A newly spotted mountain-sized asteroid is heading for Earth but it poses no threat to the planet, according to NASA.

NASA researchers said the 400-metre sized asteroid discovered by Russian scientists would not pose a threat to Earth or any other planet in the next 150 years or more.

“Some recent press reports have suggested that an asteroid designated 2014 UR116, found on October 27, 2014, at the MASTER-II observatory in Kislovodsk, Russia, represents an impact threat to Earth,” NASA said in a statement.

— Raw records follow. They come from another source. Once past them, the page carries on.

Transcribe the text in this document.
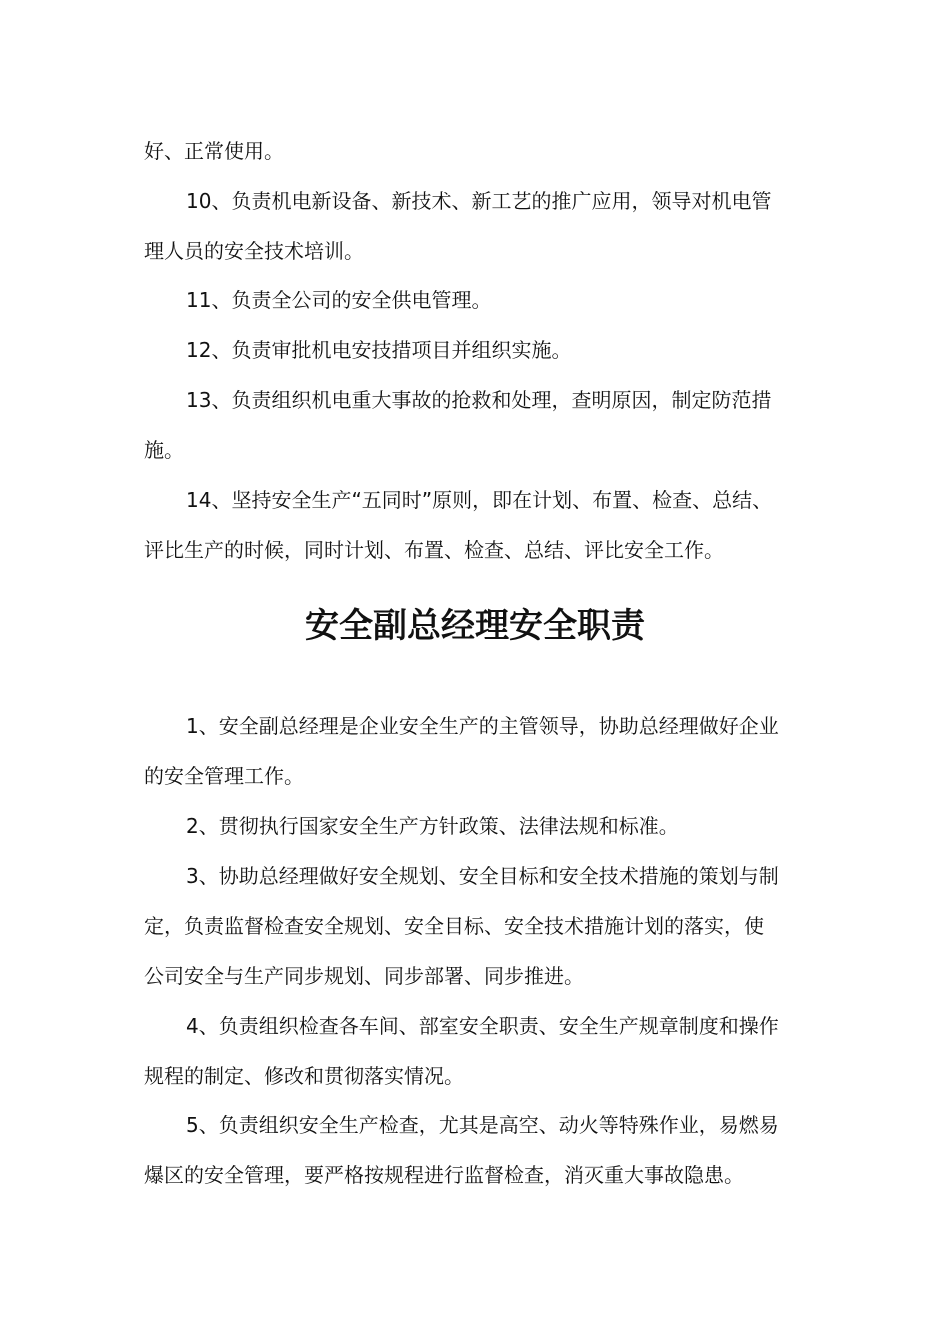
好、正常使用。
10、负责机电新设备、新技术、新工艺的推广应用，领导对机电管
理人员的安全技术培训。
11、负责全公司的安全供电管理。
12、负责审批机电安技措项目并组织实施。
13、负责组织机电重大事故的抢救和处理，查明原因，制定防范措
施。
14、坚持安全生产“五同时”原则，即在计划、布置、检查、总结、
评比生产的时候，同时计划、布置、检查、总结、评比安全工作。
安全副总经理安全职责
1、安全副总经理是企业安全生产的主管领导，协助总经理做好企业
的安全管理工作。
2、贯彻执行国家安全生产方针政策、法律法规和标准。
3、协助总经理做好安全规划、安全目标和安全技术措施的策划与制
定，负责监督检查安全规划、安全目标、安全技术措施计划的落实，使
公司安全与生产同步规划、同步部署、同步推进。
4、负责组织检查各车间、部室安全职责、安全生产规章制度和操作
规程的制定、修改和贯彻落实情况。
5、负责组织安全生产检查，尤其是高空、动火等特殊作业，易燃易
爆区的安全管理，要严格按规程进行监督检查，消灭重大事故隐患。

“While this approximately 400-metre sized asteroid has a three-year orbital period around the Sun and returns to the Earth’s neighbourhood periodically, it does not represent a threat because its orbital path does not pass sufficiently close to the Earth’s orbit,” said the space agency.

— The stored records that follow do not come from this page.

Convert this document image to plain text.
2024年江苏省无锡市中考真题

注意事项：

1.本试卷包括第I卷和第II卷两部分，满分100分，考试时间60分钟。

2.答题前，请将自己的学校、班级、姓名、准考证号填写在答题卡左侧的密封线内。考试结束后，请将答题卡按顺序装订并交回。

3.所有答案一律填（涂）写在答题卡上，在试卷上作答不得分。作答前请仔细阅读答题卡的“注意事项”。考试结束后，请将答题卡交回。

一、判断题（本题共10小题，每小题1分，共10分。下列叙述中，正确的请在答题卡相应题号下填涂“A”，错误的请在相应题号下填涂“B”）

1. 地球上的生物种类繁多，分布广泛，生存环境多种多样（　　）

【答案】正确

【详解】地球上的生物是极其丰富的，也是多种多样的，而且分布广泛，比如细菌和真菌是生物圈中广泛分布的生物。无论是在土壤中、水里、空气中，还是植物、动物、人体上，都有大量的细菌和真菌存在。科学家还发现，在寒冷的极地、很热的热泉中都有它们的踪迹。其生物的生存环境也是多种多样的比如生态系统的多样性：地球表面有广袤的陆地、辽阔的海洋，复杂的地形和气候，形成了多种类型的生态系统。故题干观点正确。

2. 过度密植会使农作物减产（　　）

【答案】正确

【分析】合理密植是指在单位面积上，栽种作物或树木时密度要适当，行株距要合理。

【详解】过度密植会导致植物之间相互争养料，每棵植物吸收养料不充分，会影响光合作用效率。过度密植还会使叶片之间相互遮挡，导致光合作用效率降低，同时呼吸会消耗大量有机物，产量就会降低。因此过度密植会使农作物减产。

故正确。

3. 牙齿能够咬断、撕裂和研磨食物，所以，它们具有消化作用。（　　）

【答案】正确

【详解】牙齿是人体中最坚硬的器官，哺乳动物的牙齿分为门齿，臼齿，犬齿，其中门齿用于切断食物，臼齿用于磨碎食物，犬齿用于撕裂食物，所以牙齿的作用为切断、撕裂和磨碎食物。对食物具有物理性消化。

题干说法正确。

Tim Spahr, Director of the Minor Planet Centre in Cambridge Massachusetts, has also re-computed this object’s orbit after noticing that it was the same as an object observed six years ago.

Using both sets of observations, the future motion of this asteroid was carried further forward in time using the automatic computations made by the Sentry system at NASA’s Near-Earth Object Programme Office at the Jet Propulsion Laboratory.

These computations rule out this object as an impact threat to Earth (or any other planet) for at least the next 150 years, NASA said.